For those applicants who are successful in getting that scheme, they can borrow more than the banks would normally allow — up to four and a half times their salary.
So far, 373 purchasers in Dublin city have drawn down loans from the Rebuilding Ireland Home-Loan Scheme, which was launched in February 2018.
The land has been valued at €44m under this deal with the developer Glenveagh who will deliver all the parks, the community centre, and additional amenities. Glenveagh is also responsible for the designs, and will pay the council €14m, says the report.
The council will pay the developer then for building the social homes.

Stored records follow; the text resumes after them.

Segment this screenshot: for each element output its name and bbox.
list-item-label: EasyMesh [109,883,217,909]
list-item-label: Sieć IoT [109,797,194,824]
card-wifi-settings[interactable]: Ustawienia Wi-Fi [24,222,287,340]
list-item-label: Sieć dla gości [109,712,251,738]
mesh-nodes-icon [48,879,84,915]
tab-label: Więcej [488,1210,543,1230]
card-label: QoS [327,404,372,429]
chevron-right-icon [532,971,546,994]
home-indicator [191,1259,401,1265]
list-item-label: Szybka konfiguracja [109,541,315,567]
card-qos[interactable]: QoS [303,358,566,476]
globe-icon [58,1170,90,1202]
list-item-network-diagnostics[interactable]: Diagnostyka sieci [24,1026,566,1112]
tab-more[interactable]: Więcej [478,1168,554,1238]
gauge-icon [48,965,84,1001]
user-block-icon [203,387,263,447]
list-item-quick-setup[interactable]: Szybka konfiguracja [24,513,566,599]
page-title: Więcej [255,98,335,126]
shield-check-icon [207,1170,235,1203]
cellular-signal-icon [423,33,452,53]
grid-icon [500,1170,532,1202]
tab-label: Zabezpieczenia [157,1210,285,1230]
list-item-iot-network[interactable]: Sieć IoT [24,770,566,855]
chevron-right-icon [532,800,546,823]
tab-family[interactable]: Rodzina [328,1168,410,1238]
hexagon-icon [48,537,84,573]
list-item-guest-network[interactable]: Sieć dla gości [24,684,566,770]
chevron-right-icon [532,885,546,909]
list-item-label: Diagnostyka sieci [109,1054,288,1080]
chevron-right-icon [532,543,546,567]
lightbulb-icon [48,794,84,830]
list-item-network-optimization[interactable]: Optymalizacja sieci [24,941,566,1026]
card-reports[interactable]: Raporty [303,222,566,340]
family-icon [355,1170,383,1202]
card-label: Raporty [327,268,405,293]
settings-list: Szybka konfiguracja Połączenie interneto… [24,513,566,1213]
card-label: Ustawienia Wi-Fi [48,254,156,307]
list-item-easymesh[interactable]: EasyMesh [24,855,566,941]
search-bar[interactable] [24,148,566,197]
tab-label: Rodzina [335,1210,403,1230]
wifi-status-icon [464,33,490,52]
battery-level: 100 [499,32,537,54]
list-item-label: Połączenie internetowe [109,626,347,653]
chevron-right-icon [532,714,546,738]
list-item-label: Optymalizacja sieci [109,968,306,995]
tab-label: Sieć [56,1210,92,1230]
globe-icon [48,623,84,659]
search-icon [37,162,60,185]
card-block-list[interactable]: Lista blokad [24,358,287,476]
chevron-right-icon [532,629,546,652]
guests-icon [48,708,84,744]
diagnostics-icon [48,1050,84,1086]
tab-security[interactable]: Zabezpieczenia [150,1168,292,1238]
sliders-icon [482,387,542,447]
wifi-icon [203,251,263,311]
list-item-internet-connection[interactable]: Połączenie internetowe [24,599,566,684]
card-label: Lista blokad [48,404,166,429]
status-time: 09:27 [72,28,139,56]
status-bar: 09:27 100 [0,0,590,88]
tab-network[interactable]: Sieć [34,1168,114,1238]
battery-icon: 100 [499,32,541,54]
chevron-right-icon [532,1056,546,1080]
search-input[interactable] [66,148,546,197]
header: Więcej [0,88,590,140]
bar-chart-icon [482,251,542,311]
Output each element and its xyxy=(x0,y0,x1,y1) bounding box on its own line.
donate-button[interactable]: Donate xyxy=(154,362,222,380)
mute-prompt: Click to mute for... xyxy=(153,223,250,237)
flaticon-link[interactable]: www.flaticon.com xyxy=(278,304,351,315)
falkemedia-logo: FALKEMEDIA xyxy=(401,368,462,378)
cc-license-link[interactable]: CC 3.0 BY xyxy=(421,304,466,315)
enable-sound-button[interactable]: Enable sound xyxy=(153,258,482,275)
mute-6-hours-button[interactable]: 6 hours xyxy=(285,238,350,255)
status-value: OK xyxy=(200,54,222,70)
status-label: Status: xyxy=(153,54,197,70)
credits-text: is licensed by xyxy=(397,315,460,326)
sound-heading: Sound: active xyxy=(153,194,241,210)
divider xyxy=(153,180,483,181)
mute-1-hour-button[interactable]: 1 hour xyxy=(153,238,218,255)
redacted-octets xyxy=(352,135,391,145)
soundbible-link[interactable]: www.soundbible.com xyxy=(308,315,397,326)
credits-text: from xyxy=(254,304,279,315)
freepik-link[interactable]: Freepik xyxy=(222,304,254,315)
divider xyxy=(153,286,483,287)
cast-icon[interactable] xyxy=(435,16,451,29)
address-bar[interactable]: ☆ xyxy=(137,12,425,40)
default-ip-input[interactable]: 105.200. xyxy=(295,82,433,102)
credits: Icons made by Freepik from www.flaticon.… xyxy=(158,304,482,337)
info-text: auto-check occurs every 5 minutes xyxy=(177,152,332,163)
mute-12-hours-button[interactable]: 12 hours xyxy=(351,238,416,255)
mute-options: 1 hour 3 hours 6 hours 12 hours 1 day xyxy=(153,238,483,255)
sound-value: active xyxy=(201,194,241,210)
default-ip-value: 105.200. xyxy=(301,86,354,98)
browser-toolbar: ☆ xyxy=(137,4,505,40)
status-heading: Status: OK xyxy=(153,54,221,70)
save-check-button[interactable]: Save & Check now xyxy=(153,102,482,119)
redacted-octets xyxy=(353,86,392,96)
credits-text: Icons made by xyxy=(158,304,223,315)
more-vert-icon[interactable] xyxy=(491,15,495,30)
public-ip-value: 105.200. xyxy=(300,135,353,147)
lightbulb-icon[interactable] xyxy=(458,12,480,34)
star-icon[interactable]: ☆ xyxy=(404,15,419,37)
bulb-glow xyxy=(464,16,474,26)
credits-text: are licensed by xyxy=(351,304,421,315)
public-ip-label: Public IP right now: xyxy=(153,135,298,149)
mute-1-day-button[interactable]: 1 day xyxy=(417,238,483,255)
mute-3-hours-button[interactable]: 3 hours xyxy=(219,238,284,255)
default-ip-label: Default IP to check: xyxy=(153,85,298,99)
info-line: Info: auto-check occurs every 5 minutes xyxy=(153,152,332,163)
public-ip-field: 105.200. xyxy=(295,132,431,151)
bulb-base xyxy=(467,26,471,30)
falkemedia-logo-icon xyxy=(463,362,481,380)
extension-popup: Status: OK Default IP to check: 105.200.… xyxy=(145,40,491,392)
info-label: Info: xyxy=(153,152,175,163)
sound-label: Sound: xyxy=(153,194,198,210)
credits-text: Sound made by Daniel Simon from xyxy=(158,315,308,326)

The price the council will pay for the social homes is commercially sensitive but Dave Dinnigan, Director of Housing Delivery with Dublin City Council, said that he would give councillors more details in private at a later date.
There is a confidentiality clause in the contract, but the developer is not making much profit on the social and affordable homes, he said.
The developer is providing a standard of design and amenities that the council can’t offer, says Dinnigan. “We cannot under the current funding mechanisms create a neighbourhood like this.”
When the council builds homes directly, it costs €450,000 to build a two-bedroom apartment, says Dinnigan.
Some councillors expressed surprise at that figure and asked to see a further breakdown, which says Dinnigan will be shown at a later meeting.
Social Democrats Councillor Catherine Stocker said that the €450,000 figure is out of line with the Department of Housing figures for the cost of construction, bearing in mind the council already owns the land and doesn’t pay taxes.
Labour Councillor Gilliland wanted to know if the price the council was paying Glenveagh for the entire development was set in stone.
“The simple answer is yes,” said Paul Dunne, chief quantity surveyor with Dublin City Council.
The price is fixed until 2024. Gilliland asked what would happen after 2024.
“We have a fixed contract until 2024. That is four years to get this built,” she said.
The first phase will be completed and handed over by March 2023, said Dunne and the entire project should be completed by November 2024.
But what if the building works were to be delayed by the pandemic, for example? asked Gilliland.
Dunne said that the risk lies with the developer, “because we have a fixed price for the apartments, the entire development for everything”.
Any extra costs depend on who is responsible for delays, he said.
“Generally speaking when construction contracts overrun it is the back part that is affected by overruns, rather than the entirety of the contract,” he said.
So if there is an overrun, it won’t affect the whole contract, he said, but just the latter part of it.
“This is not a good use of public land,” says Stocker by phone on Thursday. “We plan on voting against the disposal.”
Too much public land is being privatised, she says, noting that the housing manager in Dublin City Council, Brendan Kenny recently warned the housing committee that the council will run out of land by 2025.
She is not impressed with a lack of action at another similar site, O’Devaney Gardens,she says.
Councillors were put under a lot of pressure to go along with the plans for O’Devaney Gardens, she says, and they did so under the strict understanding that the site would be developed very quickly.
The builders there were supposed to be breaking ground by July, she says.
Instead, a planning application has still not been submitted and the length of the delay is worrying, she says.
The Oscar Traynor Road deal is “bad value for public land”, said Social Democrats Councillor Patricia Roe, at the meeting. “Approved housing bodies can build for less.”
Roe also queried whether the private homes could be sold off in bulk to an investment trust.
That is a possibility, as it is up to the developer how it chooses to sell the private homes, said Dinnegan.
For the plans to go ahead the council has to agree to transfer the land to the developers Glenveagh.
A report will be presented to the full council, likely in November and it could be a tight vote, says Social Democrats councillor Catherine Stocker, who said her party which backed the last public private partnership at O’Devaney Gardens will vote against this one.